Tens of thousands of Egyptians gathered in Cairo, Friday, at another rally calling for the immediate ouster of President Hosni Mubarak. There were some clashes and gunfire, but the rally was peaceful overall in its early hours. Mubarak supporters also demonstrated in the Egyptian capital.
Opponents of President Hosni Mubarak called Friday the "day of departure." His supporters called it the "day of loyalty."
Tens of thousands of anti-government demonstrators filed into Tahrir Square to show that their demands are not going away. They want Hosni Mubarak to step down immediately - not in seven months when elections are scheduled, as he announced he will do.

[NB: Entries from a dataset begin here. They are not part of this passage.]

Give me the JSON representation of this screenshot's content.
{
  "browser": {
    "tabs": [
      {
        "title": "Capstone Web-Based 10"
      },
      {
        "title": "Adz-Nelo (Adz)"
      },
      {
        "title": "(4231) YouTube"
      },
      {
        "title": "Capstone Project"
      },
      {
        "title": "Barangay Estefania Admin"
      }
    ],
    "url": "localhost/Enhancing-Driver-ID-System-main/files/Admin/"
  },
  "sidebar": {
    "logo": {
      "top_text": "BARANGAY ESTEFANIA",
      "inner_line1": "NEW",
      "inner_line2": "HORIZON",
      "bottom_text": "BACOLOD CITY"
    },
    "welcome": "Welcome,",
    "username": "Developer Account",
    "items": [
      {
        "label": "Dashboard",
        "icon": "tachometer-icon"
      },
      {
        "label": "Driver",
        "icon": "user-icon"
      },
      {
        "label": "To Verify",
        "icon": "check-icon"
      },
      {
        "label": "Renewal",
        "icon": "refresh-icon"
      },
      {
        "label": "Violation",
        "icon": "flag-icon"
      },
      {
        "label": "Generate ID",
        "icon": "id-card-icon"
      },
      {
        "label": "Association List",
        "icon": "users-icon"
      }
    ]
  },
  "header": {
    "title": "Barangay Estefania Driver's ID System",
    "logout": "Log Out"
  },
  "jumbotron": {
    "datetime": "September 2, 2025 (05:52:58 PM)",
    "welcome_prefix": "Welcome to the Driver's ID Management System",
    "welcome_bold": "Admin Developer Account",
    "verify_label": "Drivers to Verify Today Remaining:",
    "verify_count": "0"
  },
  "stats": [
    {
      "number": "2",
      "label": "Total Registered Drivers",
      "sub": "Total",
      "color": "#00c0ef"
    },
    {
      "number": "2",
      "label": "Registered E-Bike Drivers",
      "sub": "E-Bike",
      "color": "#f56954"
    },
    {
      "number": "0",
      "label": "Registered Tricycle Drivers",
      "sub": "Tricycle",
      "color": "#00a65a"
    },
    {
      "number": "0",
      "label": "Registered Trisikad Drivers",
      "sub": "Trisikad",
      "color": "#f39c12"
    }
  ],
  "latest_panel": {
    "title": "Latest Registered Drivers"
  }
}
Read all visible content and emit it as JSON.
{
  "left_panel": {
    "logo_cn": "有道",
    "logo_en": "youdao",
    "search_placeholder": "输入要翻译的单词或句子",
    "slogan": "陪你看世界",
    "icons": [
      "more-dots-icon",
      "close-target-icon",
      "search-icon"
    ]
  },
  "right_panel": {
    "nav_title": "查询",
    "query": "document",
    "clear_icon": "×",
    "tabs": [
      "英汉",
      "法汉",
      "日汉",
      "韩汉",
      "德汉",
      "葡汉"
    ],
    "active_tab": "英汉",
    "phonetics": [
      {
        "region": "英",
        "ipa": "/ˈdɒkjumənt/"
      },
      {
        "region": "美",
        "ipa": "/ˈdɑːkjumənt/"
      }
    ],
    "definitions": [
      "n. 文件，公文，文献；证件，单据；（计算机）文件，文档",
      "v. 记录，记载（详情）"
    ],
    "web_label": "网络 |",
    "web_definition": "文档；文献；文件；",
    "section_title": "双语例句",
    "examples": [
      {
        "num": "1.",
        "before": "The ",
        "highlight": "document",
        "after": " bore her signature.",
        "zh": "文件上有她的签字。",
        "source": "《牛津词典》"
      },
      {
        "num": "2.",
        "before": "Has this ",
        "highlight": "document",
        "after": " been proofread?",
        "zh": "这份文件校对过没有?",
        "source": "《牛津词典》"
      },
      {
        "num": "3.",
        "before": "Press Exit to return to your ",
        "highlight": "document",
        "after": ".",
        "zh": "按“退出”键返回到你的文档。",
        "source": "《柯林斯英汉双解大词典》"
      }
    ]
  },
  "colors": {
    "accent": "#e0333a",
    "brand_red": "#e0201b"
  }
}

In contrast to recent bloody street battles, Friday's rally was mostly peaceful.
Susan Yackee's Q&A with Luis Ramirez in Cairo:
Demonstrators chanted slogans calling for the man who has led Egypt for 30 years to leave. Some waved Egyptian flags.
An army helicopter kept watch from the sky, and soldiers deployed in greater numbers. Demonstrators entering the square were checked for identification. Some waited hours to get in.
Among them was Hisham Kassem, a prominent pro-democracy activist. Speaking to VOA by cellphone, he said, "Coming into the square, I stood in the longest queue I have ever stood in in my life. In the past, I've seen Egyptians queue for bread, gas, food. Today, I saw the biggest queue of Egyptians, and they were queuing for freedom."
There were reports of some clashes, and of shots fired in the air as pro-Mubarak demonstrators marched nearby. They were not allowed to enter Tahrir square, and started their own rally at Mustafa Mahmoud Square in another part of the city.
The largely peaceful rally was a sharp contrast to the street battles that have been fought in central Cairo in the last few days. Friday was the 11th day of major protests.
Opposition demonstrators say they will stay at the square until President Mubarak steps down.
The Egyptian president has told the U.S. television network ABC he would like to step down, but that there would be chaos in Egypt if he did.